Die genannten Voraussetzungen müssen eingehalten werden, um von der Vereinfachung Gebrauch machen zu können. Fällt eine der genannten Voraussetzungen weg (z.B. wegen Zerstörung, Verlust oder Diebstahl der Ware), ist dies schädlich und es läge dann ein steuerbares innergemeinschaftliches Verbringen mit Registrierungspflicht im Bestimmungsland vor. Gegebenenfalls wird dem Lieferanten mangels ausländischer Ust-IdNr. jedoch dann die Steuerfreiheit versagt. Gleichzeitig besteht die Gefahr, dass ihm der Vorsteuerabzug im Abgangsmitgliedstaat verweigert wird.

Einheitliche Nachweise bei innergemeinschaftlichen Lieferungen

Mit Art. 45a der EU-Durchführungsverordnung (EU-DVO) 2018/1912 vom 4. Dezember 2018 wurden EU-weit einheitliche Belegnachweise für die Steuerbefreiungen bei innergemeinschaftlichen Lieferungen eingeführt. Dieser Artikel wurde als § 17a Umsatzsteuer-Durchführungs-Verordnung (UStDV)-neu ins deutsche Recht übernommen.

Gleichzeitig verschieben sich die bisherigen Vorschriften über die Nachweisführung bei innergemeinschaftlichen Lieferungen, d.h. §17a alt wird §17b neu, §17b alt wird § 17c neu und §17c alt wird §17d neu. Damit wird klargestellt, dass die einheitlichen EU-Nachweise die bisher in Deutschland geltenden nationalen Nachweismöglichkeiten nicht verdrängen.

Wenn also die Voraussetzungen der widerlegbaren Vermutung des Art. 45a EU-DVO bzw. § 17a UStDV-neu nicht erfüllt werden, kann der Nachweis der innergemeinschaftlichen Lieferung in Deutschland auch weiterhin anhand der “alten” Belegnachweise geführt werden.

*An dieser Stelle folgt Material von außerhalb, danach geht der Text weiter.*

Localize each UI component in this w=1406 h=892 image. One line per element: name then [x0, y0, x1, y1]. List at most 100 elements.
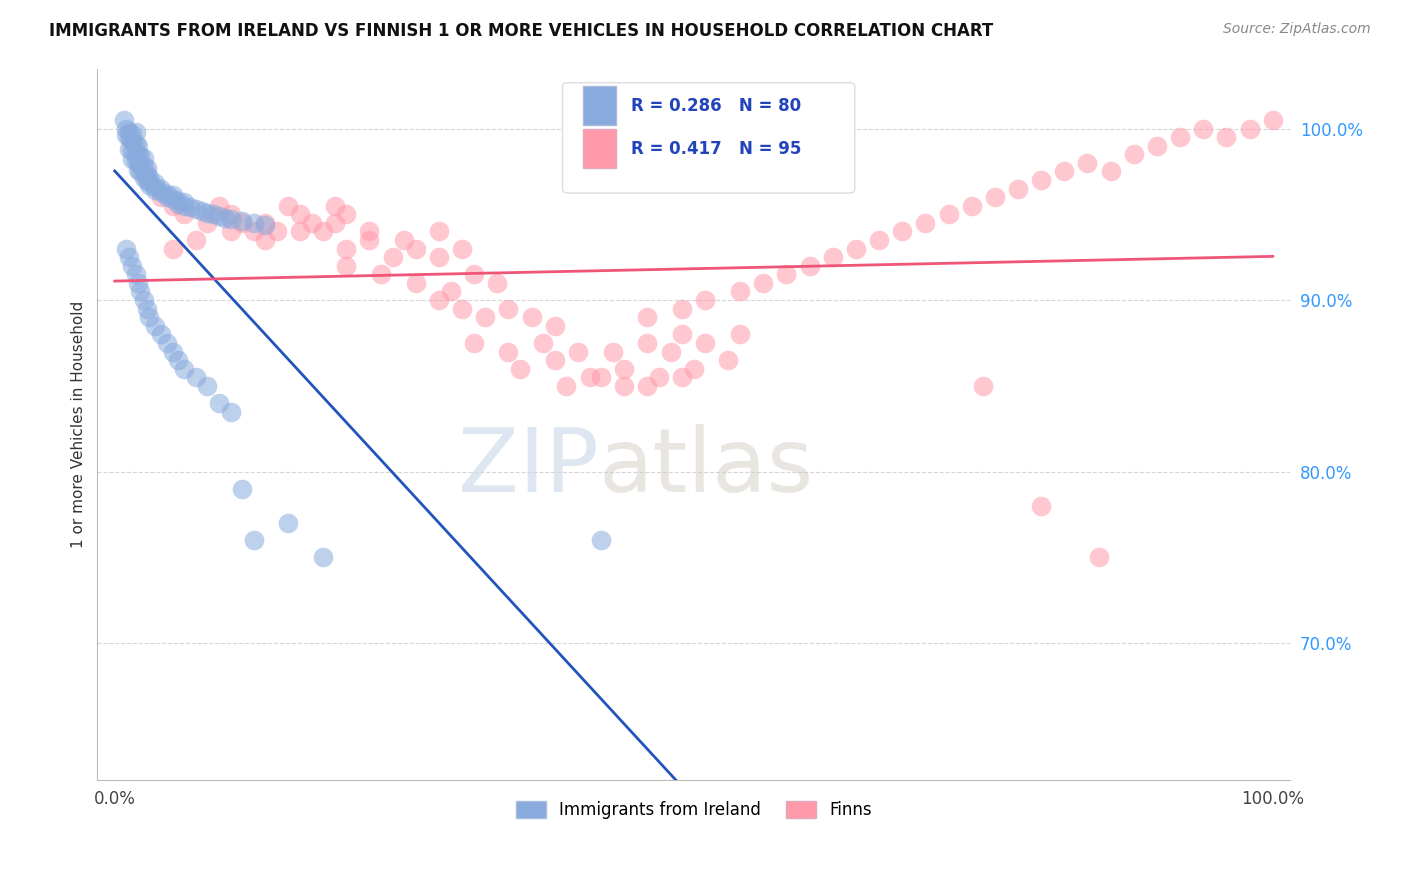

Fazit zu den Quick Fixes - Leitlinien der Europäischen Kommission

Der Deutsche Industrie- und Handelskammertag weist darauf hin, dass mit den “Quick Fixes” zwar dringend erforderliche “Reparaturen” beim grenzüberschreitenden Warenverkehr erfolgt sind. Jedoch führen die Neuregelungen im Detail zu Unsicherheiten und Problemen an anderer Stelle. Daher sind Anwendungshinweise dringend erforderlich.

Die Europäische Kommission hat Ende 2019 sogenannte “Explanatory Notes” (Leitlinien) zu den Quick Fixes veröffentlicht. Diese sind zwar für die EU-Mitgliedstaaten nicht bindend, geben aber wichtige Hinweise, wie die Regelungen innerhalb der EU ausgelegt werden sollen. Derzeit liegen sie nur in englischer Sprache vor, eine Übersetzung soll demnächst zur Verfügung gestellt werden.